“Last month, Ranking Member Raskin wrote a letter to Chairman Comer urging him ‘not to take any actions that would set a dangerous precedent for this Committee regarding the potentially unlawful disclosure of confidential and law enforcement information.’ Ranking Member Raskin also urged the Chairman to exercise ‘caution with regard to this confidential law enforcement information and avoid characterizing or mischaracterizing the unverified allegations’ contained in the SARs documents. Yet Chairman Comer has intentionally mischaracterized SARs documents, presenting unverified tips from financial institutions as facts. Committee Republicans’ inexplicable misuse of these confidential law enforcement documents is not only irresponsible, it demonstrates the hyper-partisan nature of Committee Republicans’ probe into the Biden family.”

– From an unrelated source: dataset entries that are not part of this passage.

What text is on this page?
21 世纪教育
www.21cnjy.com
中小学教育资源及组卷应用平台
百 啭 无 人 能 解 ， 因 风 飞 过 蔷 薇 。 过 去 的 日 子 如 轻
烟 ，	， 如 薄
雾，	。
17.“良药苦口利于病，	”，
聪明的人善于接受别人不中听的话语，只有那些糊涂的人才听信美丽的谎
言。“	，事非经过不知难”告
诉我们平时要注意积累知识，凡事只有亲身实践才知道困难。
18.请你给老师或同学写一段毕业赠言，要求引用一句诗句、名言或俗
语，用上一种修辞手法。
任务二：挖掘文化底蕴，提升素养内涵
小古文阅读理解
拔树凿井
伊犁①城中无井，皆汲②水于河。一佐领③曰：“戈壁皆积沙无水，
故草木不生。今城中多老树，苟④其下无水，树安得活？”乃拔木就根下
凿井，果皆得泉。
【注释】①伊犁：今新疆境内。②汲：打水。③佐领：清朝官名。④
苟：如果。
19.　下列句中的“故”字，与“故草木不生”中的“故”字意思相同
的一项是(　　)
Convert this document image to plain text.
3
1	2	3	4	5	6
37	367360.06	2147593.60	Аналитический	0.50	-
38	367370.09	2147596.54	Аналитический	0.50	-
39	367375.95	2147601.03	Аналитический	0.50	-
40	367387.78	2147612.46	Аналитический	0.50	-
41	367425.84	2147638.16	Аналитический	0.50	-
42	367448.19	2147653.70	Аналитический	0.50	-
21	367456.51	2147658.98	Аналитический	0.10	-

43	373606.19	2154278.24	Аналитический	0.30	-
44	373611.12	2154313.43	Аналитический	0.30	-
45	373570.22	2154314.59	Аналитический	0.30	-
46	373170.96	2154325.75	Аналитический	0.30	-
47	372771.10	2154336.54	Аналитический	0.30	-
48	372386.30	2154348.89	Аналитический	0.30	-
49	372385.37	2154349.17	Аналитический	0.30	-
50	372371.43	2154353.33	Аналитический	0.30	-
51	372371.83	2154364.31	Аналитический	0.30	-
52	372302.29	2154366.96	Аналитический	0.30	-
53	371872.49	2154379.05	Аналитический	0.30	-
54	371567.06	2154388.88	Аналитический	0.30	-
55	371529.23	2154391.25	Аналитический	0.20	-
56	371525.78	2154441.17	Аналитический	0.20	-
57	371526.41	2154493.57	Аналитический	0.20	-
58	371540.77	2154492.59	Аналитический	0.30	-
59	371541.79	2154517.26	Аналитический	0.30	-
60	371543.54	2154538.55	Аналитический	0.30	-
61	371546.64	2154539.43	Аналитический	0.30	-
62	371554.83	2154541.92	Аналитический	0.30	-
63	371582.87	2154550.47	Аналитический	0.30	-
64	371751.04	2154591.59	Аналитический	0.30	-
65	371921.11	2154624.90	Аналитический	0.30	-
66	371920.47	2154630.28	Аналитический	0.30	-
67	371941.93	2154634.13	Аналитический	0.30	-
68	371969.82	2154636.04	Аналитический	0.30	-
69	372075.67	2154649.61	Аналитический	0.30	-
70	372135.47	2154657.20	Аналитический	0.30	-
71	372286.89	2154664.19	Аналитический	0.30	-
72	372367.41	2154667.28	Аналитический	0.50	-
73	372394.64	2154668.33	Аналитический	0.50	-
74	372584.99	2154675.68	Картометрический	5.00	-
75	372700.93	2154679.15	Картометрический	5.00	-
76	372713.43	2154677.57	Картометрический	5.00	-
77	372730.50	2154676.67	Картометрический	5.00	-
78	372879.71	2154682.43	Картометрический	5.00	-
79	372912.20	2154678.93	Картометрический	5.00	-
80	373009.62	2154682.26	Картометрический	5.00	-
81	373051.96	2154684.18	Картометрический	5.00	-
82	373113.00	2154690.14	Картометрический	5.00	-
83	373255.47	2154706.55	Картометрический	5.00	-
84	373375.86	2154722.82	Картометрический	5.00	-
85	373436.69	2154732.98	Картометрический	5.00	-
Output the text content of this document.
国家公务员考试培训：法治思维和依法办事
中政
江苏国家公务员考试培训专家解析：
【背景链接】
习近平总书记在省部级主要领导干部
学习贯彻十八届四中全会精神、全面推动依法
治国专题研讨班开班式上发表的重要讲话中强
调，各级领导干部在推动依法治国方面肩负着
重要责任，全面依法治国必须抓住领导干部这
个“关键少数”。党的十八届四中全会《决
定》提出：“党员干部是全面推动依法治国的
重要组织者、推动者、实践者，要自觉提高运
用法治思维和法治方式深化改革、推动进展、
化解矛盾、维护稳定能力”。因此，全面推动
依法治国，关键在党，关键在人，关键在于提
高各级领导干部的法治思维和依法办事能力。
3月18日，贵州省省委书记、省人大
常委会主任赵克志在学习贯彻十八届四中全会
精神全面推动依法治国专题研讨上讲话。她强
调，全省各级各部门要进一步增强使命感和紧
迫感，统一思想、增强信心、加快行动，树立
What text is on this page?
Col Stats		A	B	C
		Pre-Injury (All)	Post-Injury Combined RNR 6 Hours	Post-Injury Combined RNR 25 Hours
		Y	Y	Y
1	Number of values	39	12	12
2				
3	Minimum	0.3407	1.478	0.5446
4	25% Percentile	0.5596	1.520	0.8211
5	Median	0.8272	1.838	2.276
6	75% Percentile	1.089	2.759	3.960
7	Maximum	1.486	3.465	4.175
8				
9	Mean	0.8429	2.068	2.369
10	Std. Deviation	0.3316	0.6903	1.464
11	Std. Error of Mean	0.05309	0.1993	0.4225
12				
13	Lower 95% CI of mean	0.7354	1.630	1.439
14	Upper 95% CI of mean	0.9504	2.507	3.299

“Although Chairman Comer continues to portray SARs as ‘bank violations’ during his media appearances, they clearly are not that. According to the Department of the Treasury, SARs are merely ‘preliminary and unverified tip-and-lead information.’ They are not evidence of a crime, wrongdoing, or even evidence of an existing investigation. The sheer number of SARs filed every year demonstrates this point: in 2020 alone, financial institutions submitted 2.5 million SARs to the U.S. government. Of the millions of SARs filed each year, very few produce actionable leads that are pursued by the government. According to the Bank Policy Institute (BPI), a nonpartisan public policy, research, and advocacy group that represents the nation’s leading banks, only 4% of SARs result in any follow-up action from law enforcement agencies. As BPI has explained, ‘Since banks are subject to enforcement action if they fail to file a SAR when they should have, but suffer no sanction if they file a useless SAR, the general presumption is to file a SAR,'” writes House Oversight Committee Ranking Member Jamie Raskin in a letter thoroughly demolishing the “bombshell evidence” of Biden family corruption Comer and his minions hyped to death before their weak rollout Wednesday.
TLDR: The “suspicious activity reports” are just tips filed to the Treasury Department from any random asshole who wants to do it. There’s no evidence any of them were actually acted upon.